Just like my arms. I slammed the axe into the snowpack and threw back my head. Shit. The chill seared my lungs, yanking out my breath in icy puffs. And I still wasn’t smart enough to go inside.
Nope, I kept splitting logs, continuing until the overcast afternoon turned into dusk. The foggy dark hung in ribbons of mist around my forest, and I didn’t stop until the distant cry of a lonely coyote made me think maybe it was time for that fire.
We didn’t get a lot of coyotes out this way, but we had some. In this dense forestation, you got quite a range of creatures. Even the occasional black bear. My mom had told stories about one coming up to the back door and rattling the knob of her folks’ old ramshackle place, but I had to think that was bullshit.
Maybe I just hoped it. If a frigging bear couldn’t just break down a door, fuck the rest of us who rued being so goddamn polite all the time.
Still, much as I lobbied for the rights of bears and coyotes, I wasn’t stupid enough to be whaling on logs after dark. Not when I had a twelve-pack and a hot shower waiting for my sore ass.
“Getting soft,” I muttered after stowing the axe and piling up the wood to haul inside.
I grunted as I made my way around the side of the cabin in the knee-deep snow, part of a cord of wood in my arms. I needed to hit the gym harder before Wilder Mind went out on tour.
My body freaking hurt. I was covered in sweat. Probably looked like a frigging maniac with snow sticking to my beardy face.
I jumped around night after night onstage in closet-sized clubs and bars, but I wasn’t as hardy as when I’d lived in good old Turnbull full-time. Back when I’d worked on cars and picked up odd construction jobs to get by.
It had been blind luck and a dose of small-town friendliness that had even gotten my ass out to LA. Lila’s mom and pop ran the local orchard, and my mom had gotten to talking to Lila’s mother one day about how I didn’t want to be stuck working construction for the rest of my life.
One thing led to another and under six months later, I’d been on a plane out to LA to meet with Donovan Lewis, the head of the record label Lila worked for. We hit it off and though I didn’t know shit about selling anything that didn’t come in a bucket or wrapped in cellophane, I’d ended up as an account rep.
Representing artists. Me. The guy who’d barely graduated high school but could schmooze a quart of milk out of a cow.

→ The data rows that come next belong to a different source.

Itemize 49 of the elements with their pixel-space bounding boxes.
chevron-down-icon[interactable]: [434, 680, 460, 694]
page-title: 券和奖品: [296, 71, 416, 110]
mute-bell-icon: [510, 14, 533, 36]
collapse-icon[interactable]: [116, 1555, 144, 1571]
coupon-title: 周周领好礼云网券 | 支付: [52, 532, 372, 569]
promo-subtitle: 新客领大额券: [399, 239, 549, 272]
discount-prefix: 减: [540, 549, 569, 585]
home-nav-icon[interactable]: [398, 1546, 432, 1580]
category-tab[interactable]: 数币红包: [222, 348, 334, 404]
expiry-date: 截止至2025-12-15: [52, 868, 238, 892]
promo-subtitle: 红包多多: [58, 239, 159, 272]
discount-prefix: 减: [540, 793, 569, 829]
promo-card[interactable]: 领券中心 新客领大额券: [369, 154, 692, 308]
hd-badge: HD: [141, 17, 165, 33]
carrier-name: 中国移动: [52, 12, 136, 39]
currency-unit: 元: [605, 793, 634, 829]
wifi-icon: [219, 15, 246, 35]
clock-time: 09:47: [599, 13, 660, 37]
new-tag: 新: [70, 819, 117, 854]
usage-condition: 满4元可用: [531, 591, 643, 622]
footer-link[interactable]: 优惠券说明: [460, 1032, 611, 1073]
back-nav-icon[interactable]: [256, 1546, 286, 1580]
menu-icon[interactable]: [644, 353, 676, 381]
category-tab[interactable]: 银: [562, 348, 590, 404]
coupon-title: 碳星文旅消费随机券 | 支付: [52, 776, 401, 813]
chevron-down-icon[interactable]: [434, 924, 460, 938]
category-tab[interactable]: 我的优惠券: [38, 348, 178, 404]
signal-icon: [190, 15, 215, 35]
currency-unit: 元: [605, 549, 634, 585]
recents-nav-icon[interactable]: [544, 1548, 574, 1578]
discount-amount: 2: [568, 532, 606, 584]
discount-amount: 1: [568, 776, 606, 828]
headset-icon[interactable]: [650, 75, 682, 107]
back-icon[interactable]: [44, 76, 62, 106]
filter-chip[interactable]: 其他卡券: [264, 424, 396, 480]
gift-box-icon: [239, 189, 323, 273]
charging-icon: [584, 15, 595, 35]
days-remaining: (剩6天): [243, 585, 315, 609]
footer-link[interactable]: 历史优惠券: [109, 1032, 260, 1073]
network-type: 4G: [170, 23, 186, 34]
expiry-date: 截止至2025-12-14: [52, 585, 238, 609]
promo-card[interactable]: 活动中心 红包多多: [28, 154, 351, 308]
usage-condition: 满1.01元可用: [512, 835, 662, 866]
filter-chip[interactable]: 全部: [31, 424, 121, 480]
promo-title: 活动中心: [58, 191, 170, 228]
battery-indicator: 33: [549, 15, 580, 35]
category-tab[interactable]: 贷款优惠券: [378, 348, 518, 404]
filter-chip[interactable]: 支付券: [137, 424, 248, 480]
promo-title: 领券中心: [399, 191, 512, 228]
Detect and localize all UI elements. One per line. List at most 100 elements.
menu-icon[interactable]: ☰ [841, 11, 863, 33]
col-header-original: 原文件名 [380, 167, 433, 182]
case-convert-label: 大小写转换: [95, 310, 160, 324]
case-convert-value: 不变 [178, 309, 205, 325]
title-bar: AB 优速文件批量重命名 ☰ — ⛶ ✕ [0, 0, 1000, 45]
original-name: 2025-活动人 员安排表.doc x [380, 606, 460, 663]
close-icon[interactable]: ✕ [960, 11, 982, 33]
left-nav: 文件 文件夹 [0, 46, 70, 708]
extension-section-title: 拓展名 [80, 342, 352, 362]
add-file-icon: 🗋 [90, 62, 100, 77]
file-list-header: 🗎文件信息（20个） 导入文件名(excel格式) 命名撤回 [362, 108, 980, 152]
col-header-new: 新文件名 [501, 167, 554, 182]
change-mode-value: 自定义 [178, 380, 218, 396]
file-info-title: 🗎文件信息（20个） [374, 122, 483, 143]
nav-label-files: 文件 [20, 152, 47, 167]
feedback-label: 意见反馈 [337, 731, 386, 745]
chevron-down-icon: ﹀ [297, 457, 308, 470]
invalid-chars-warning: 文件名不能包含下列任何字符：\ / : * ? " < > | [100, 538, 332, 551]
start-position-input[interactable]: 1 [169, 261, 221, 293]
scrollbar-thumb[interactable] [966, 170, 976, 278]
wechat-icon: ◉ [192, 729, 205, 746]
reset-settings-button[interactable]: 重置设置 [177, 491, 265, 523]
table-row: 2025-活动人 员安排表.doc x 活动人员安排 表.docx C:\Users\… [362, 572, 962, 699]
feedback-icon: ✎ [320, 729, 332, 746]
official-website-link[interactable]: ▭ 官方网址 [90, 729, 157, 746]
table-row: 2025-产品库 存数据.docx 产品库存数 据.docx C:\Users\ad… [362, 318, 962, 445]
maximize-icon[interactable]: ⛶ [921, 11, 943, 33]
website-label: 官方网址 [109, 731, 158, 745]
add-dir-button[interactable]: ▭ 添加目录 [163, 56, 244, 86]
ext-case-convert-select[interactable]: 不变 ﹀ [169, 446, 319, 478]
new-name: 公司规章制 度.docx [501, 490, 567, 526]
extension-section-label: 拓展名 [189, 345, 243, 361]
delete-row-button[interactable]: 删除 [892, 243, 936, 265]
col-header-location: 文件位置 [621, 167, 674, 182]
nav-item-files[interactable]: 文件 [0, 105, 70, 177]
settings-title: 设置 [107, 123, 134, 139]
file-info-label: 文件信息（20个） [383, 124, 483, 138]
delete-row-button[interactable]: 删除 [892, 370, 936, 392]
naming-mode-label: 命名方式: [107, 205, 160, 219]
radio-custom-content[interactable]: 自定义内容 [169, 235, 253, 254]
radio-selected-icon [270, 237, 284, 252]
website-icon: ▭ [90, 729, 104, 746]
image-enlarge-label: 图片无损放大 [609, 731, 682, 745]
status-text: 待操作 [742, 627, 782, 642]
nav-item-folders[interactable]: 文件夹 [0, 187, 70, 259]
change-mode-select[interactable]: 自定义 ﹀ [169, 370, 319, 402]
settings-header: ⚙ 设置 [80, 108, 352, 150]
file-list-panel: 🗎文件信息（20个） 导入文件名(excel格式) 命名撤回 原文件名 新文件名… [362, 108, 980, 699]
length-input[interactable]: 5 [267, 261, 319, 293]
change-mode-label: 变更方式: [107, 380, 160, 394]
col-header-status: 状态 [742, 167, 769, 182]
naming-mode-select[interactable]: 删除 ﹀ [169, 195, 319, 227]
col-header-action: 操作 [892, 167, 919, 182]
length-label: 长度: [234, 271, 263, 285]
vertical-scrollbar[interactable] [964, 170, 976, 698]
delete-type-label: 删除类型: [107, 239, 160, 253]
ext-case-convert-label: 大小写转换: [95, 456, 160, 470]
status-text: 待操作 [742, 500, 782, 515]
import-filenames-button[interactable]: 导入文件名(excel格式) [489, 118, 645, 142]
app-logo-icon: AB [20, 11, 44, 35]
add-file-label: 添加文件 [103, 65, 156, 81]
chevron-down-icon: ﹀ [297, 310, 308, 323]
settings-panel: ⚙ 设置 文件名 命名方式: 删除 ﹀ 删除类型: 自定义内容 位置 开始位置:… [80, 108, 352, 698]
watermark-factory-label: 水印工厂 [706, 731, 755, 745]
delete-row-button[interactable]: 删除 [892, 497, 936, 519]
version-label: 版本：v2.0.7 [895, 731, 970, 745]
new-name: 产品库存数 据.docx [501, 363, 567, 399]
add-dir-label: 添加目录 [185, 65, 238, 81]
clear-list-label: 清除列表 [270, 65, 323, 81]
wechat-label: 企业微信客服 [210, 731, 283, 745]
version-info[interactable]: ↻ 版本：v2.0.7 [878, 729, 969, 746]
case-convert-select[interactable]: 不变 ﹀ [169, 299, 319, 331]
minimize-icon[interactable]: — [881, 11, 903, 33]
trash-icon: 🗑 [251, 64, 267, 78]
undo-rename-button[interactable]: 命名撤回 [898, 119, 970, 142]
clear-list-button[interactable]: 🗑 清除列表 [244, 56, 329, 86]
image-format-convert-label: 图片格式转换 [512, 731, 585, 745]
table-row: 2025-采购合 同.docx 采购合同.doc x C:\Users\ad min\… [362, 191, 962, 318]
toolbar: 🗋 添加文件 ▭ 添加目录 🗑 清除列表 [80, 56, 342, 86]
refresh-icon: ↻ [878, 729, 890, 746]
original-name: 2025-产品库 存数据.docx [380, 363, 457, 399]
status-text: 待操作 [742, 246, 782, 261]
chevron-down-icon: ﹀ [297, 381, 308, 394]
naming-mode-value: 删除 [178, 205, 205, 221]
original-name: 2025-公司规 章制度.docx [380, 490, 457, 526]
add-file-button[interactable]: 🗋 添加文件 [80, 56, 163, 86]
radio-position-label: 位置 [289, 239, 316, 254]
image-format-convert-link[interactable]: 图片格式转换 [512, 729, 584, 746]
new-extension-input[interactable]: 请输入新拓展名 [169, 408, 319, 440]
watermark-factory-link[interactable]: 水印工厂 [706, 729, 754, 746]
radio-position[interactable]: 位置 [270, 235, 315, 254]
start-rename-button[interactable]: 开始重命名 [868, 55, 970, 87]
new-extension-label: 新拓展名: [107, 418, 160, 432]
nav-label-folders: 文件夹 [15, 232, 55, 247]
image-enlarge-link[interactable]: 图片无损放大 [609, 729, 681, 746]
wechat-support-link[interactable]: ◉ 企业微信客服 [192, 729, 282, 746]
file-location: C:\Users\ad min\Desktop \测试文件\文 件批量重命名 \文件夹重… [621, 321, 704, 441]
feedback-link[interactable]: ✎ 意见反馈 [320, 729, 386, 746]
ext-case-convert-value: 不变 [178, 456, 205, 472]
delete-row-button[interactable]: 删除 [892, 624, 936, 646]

Or so my mom had claimed to Lila’s mother.
Because a way with cows surely meant a way with egotistical, often drugged-out musicians. Right.
Somehow it had worked through. Lila said I had a knack. Donovan had given me raises. A bunch of them, in short succession. The mogul some jokingly referred to as Lord Lewis didn’t shortchange his talent, and he’d seen something in me. I owed him and Lila a shit-ton of gratitude. First, for hiring me to represent some of their musical acts, and then for trusting me to front a band.
The band part I had more familiarity with. I’d been stroking an acoustic long before I’d stroked my first girl. Let’s just say I’d done my share of touching both, and leave it at that.
One more thing about Turnbull? They had some damn fine women, but it was hard to see them clearly under all the layers of outerwear when it snowed for what felt like half the freaking year. I preferred California women anyway. They seemed more good-natured as a rule. Maybe all the sunshine and hot temperatures put them in a better mood.
And goddammit, I loved a woman in a bikini.
When I reached the front of my property and heard the squeal of tires, I didn’t react fast enough. Put the image of a half-naked, tanned woman in the mind of a man who’d nearly frozen his nuts off and who wouldn’t miss a car fishtailing off the road.
Right into my ditch.
Tires spun, spewing up snow and dirt and tiny rocks, and a horn went off about sixteen times. And I stared, my wood in my arms. Shocked as hell that anyone had even come down this practically deserted road in the first place, never mind taking the curve way too fast and going ass up in the ditch.